やまないキスを続けるふたりに声をかけたのは、呆れたように腰に片手を当てたディルクだ。


「邪魔をするのは申し訳ないと思いますがね、外はもうかなり寒い。……そんなところにずっといて、風邪をひかれても困ります。どうぞお入りください、マルティナ様」

「あ、ディルク様」


ふたりは慌てて体を離す。

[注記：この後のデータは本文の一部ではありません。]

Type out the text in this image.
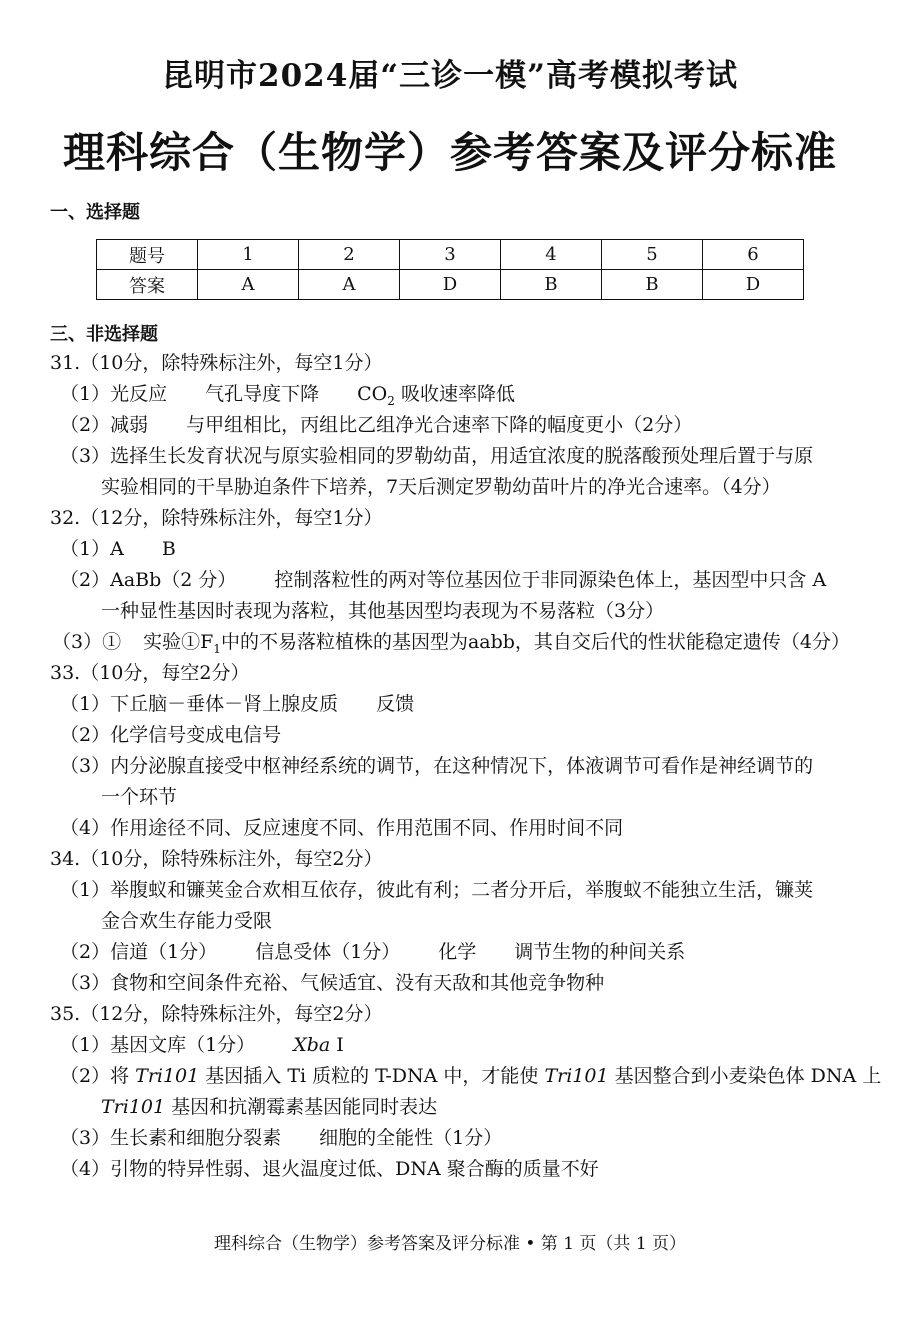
昆明市2024届“三诊一模”高考模拟考试
理科综合（生物学）参考答案及评分标准
一、选择题
题号	1	2	3	4	5	6
答案	A	A	D	B	B	D
三、非选择题
31.（10分，除特殊标注外，每空1分）
（1）光反应 气孔导度下降 $CO_2$ 吸收速率降低
（2）减弱 与甲组相比，丙组比乙组净光合速率下降的幅度更小（2分）
（3）选择生长发育状况与原实验相同的罗勒幼苗，用适宜浓度的脱落酸预处理后置于与原
实验相同的干旱胁迫条件下培养，7天后测定罗勒幼苗叶片的净光合速率。（4分）
32.（12分，除特殊标注外，每空1分）
（1）A B
（2）AaBb（2 分） 控制落粒性的两对等位基因位于非同源染色体上，基因型中只含 A
一种显性基因时表现为落粒，其他基因型均表现为不易落粒（3分）
（3）① 实验$①F_1$中的不易落粒植株的基因型为aabb，其自交后代的性状能稳定遗传（4分）
33.（10分，每空2分）
（1）下丘脑－垂体－肾上腺皮质 反馈
（2）化学信号变成电信号
（3）内分泌腺直接受中枢神经系统的调节，在这种情况下，体液调节可看作是神经调节的
一个环节
（4）作用途径不同、反应速度不同、作用范围不同、作用时间不同
34.（10分，除特殊标注外，每空2分）
（1）举腹蚁和镰荚金合欢相互依存，彼此有利；二者分开后，举腹蚁不能独立生活，镰荚
金合欢生存能力受限
（2）信道（1分） 信息受体（1分） 化学 调节生物的种间关系
（3）食物和空间条件充裕、气候适宜、没有天敌和其他竞争物种
35.（12分，除特殊标注外，每空2分）
（1）基因文库（1分） Xba I
（2）将 Tri101 基因插入 Ti 质粒的 T-DNA 中，才能使 Tri101 基因整合到小麦染色体 DNA 上
Tri101 基因和抗潮霉素基因能同时表达
（3）生长素和细胞分裂素 细胞的全能性（1分）
（4）引物的特异性弱、退火温度过低、DNA 聚合酶的质量不好
理科综合（生物学）参考答案及评分标准 • 第 1 页（共 1 页）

ディルクが目のやり場に困るように斜め上を見て、マルティナは一気に顔を赤くした。


「あ、あのね。ディルク。私……」

「存じてます。マルティナ様がクレムラート家を出る前に、フリード様はここに伝令を寄越しました。勘当してくださいと詰め寄ったそうですね」


思わず耐え切れなくなったように噴出した後、「明日、フリード様がどんな顔をしているのか見に行くのが楽しみです」とディルクは彼にしては無防備な笑顔を見せた。


「だって」

「ディルク様、俺からもお願いします。しばらくの間、マルティナ様を一緒においてくださいませんか」

「もとより、フリード様からもそう命じられている。とにかく入って体を温めましょう。話はそれからです」


ディルクは手紙をひらひらと見せると二人を中へといざなった。
ためらいつつ見上げてくるマルティナを、トマスが笑顔を見せて手を引く。


「トマス」

「大丈夫です。……もう離しませんよ」


右手にマルティナの荷物、左手にマルティナの右手。ぬいぐるみはマルティナの左腕の中。
目の前の屋敷に向かうこの一歩が、ふたりで歩む最初の一歩だ。